However, the fence is not the only boundary in Mary’s life. There are also the strict traditions of her people, which are enforced by a religious order called the Sisterhood. Every stage of the villager’s lives are controlled to sustain their precarious existence – betrothal, marriage, childbirth even death. The villagers believe that without strict adherence to the rules, their tiny society will come to an end.
But now the village is beginning to forget their history. Some doubt that there really was a time before the Return, with giant cities and wondrous technologies. Others believe that nothing at all exists beyond the forest of hands and teeth. Only Mary, and her slightly mad mother, believes in something called “the ocean,” a huge and unbounded space beyond the reach of the undead. After her mother turns into a zombie after getting too close to the fence, Mary obsesses over the idea that there may be a real ocean – and other humans. When the unthinkable happens, and the zombies break the fence down, Mary has to go out into the forest with a few other survivors. She decides to follow a path a see what happens – with the hungry hoard of Unconcentrated shuffling along after them.
This is not a happy book – there are many, many deaths.

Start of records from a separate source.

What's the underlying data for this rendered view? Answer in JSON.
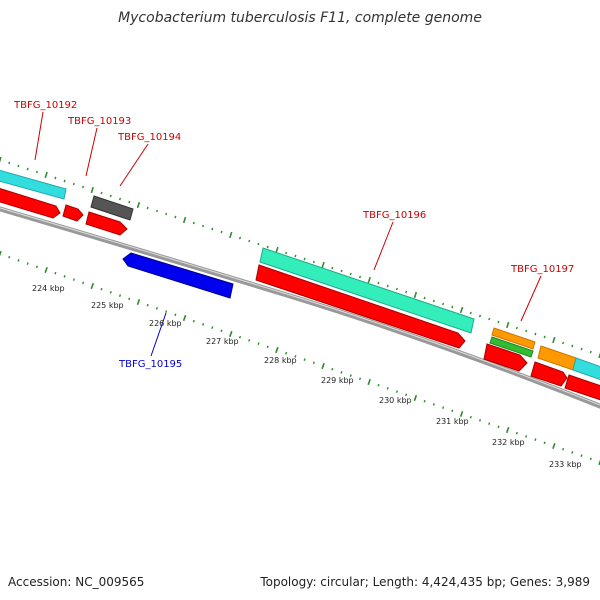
{
  "title": "Mycobacterium tuberculosis F11, complete genome",
  "footer": {
    "accession": "Accession: NC_009565",
    "topology": "Topology: circular;",
    "length": "Length: 4,424,435 bp;",
    "genes": "Genes: 3,989"
  },
  "colors": {
    "cds": "#ff0000",
    "cds_dark": "#cc0000",
    "backbone": "#888888",
    "tick": "#2e8b2e",
    "tick_label": "#222222",
    "label_red": "#cc0000",
    "label_blue": "#0000cc",
    "cyan": "#33dddd",
    "gray_gene": "#555555",
    "blue_gene": "#0000ee",
    "teal": "#33eebb",
    "orange": "#ff9900",
    "green": "#33bb33"
  },
  "ticks": [
    "224 kbp",
    "225 kbp",
    "226 kbp",
    "227 kbp",
    "228 kbp",
    "229 kbp",
    "230 kbp",
    "231 kbp",
    "232 kbp",
    "233 kbp"
  ],
  "gene_labels": [
    {
      "name": "TBFG_10192",
      "color": "red"
    },
    {
      "name": "TBFG_10193",
      "color": "red"
    },
    {
      "name": "TBFG_10194",
      "color": "red"
    },
    {
      "name": "TBFG_10195",
      "color": "blue"
    },
    {
      "name": "TBFG_10196",
      "color": "red"
    },
    {
      "name": "TBFG_10197",
      "color": "red"
    }
  ]
}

But the gruesome bits are very manageable – a person goes down and the reader is told that they are screaming – but the author refrains from detailed descriptions (thank goodness). The society comes over very realistically as a rigid, unfair society with no time for an independent thinker. Mary is incredibly selfish over her obsession, despite all opposition she is still able to cling to hope. That hope is what motivates her throughout her journey, hope that there is a better life out there somewhere amidst all the chaos and misery.
Yes, a good book with a hopeful ending. Glad you liked it as did I. I'm looking forward to the second book coming next year too.
Great review Sally. The next book has a different lead character so I wonder if we'll revisit Mary et al?